A gente é mesmo muito bobo. Insistimos em inventar um ridículo rol de qualidades infinitas que almejamos na pessoa que escolhemos para compartilhar a vida. Qualidades essas que, na maioria das vezes, nem nós mesmos temos: cor do cabelo, posição política, séries favoritas, bairro onde mora, largura do ombro, filmes que já viu, livros que já leu, circunferência do quadril, tonalidade dos dentes. Blá blá blá.
Uma lista boba que sabemos que provavelmente nunca será concretizada. Mas, apesar de sabermos que nosso coração debocha dessas exigências, acho que elas não são de todo mal. E, desde que bem selecionadas, podem, de fato, aumentar a probabilidade de um relacionamento feliz. Além dos requisitos óbvios: não beliscar crianças/não chutar velhinhos/não matar pandas/não votar no bolsonaro/não tomar fanta uva, acho válido estabelecer uma ou outra característica como referencial.
E para mim, há uma característica realmente essencial: essa pessoa precisa estar disposta a cuidar de você quando você tiver uma hipoglicemia, ou uma hiper. Sei que não é a situação ideal para pensar num início de relacionamento, mas a longo prazo, isso pode sintetizar uma incrível capacidade de cuidar, de tolerar, de encarar, de amar. E eu não estou falando de hiperzinha, 200, enjoadinha. Tô falando de hiperglicemia das boas: vômito, enjoo, HI no medidor, tontura, dores abdominais, irritabilidade. Sério mesmo.
Encontre alguém que olhe para você e perceba que há algo de errado antes de você correr para o banheiro. Alguém que reconheça que aquele seu silêncio não é só um ar pensativo. Alguém que perceba que você não está na cama de madrugada e vá conferir o que está havendo. Encontre alguém que saiba diferenciar hipoglicemia de hiperglicemia, e que saiba o tratamento adequado para cada momento. Que grite uns “tudo bem aí?!” quando você demorar muito na cozinha. Alguém te leve um copo de água gelada depois de te ouvir vomitar e que tente sorrir para te mostrar que está tudo bem. Alguém que saiba te aplicar insulina ou glucagon se necessário.

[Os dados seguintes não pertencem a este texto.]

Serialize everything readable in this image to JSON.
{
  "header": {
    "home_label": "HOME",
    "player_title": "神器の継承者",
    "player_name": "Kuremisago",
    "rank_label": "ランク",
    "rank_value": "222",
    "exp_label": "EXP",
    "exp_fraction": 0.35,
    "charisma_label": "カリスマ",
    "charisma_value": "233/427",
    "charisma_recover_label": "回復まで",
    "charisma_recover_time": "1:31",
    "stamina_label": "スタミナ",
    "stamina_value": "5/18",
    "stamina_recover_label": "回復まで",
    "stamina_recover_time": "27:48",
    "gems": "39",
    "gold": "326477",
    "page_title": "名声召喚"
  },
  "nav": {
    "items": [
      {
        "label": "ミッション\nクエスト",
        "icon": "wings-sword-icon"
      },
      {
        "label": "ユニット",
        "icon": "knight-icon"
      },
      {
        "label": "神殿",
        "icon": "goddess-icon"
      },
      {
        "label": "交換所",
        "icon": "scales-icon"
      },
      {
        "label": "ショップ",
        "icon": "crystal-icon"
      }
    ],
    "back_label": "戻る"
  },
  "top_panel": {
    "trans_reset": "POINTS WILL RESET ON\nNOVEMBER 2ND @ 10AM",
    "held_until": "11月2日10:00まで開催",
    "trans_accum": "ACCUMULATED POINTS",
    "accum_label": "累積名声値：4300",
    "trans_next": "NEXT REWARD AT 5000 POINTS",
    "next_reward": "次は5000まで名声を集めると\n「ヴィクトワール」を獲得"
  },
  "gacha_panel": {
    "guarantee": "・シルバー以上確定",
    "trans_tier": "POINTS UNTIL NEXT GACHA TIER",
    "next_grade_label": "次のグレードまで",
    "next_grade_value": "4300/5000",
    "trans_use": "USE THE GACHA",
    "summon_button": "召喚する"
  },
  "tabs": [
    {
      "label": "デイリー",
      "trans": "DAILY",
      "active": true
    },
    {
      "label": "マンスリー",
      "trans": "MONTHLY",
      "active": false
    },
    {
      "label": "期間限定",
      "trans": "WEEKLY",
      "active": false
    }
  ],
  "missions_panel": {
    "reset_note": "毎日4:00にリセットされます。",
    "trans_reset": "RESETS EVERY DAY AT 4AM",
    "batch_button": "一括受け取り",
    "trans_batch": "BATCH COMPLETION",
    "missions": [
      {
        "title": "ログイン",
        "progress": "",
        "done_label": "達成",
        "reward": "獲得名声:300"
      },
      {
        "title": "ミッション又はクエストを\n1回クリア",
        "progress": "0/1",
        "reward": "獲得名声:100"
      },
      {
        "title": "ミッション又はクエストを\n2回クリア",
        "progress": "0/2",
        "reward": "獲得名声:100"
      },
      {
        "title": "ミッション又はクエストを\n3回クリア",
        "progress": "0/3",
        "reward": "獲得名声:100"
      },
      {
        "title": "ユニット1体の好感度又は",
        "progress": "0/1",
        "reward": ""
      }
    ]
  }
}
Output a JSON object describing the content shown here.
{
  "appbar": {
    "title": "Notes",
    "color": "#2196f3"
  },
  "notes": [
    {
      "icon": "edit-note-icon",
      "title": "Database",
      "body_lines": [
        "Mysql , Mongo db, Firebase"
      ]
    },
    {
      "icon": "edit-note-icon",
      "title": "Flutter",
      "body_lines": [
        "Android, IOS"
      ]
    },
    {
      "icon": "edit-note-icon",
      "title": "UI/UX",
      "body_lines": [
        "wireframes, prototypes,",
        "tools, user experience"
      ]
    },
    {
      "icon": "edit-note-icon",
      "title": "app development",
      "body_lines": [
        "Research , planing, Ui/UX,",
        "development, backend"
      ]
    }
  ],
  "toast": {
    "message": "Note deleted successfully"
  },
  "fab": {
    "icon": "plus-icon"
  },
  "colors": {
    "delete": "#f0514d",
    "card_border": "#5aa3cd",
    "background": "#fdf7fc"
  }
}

Encontre alguém que, se não souber o que fazer, dê um Google, ligue para a mãe, procure soluções. Alguém que volte da farmácia e do supermercado com um monte de tralha. Alguém que compre chocolate, bolacha e sorvete para contornar a hipo: por mais que seja um baita erro, um erro bruto, mas que tenha tido a melhor das intenções.
Encontre alguém que deixe o telefone do seu lado para emergências. Alguém que não queira te deixar sozinho nesse estado, mas que se tiver que sair, fique com a cabeça em você. Alguém que cancele os compromissos do fim de semana, se acomode ao seu lado no sofá, coloque um filme e faça carinhos quando você ainda estiver enjoado.
Não procure alguém que te leve flores toda semana, que te dê presentes caros, que tenha um monte de diplomas pendurados na parede ou um cabelo incrível para transmitir para seus filhos. Se vier com isso é bônus, mas este não é o foco. Busque alguém que esteja lá por você. Alguém que olhe para você com carinho, ainda que você esteja cadavérico. E que mesmo no contexto mais desagradável, te arranque um sorriso cansado e te dê a certeza de que tudo vai ficar bem. Alguém que queira te abraçar mesmo quando você estiver inabraçável e que te dê a segurança de que o amor é muito maior do que a instabilidade glicêmica. O resto a gente ajeita.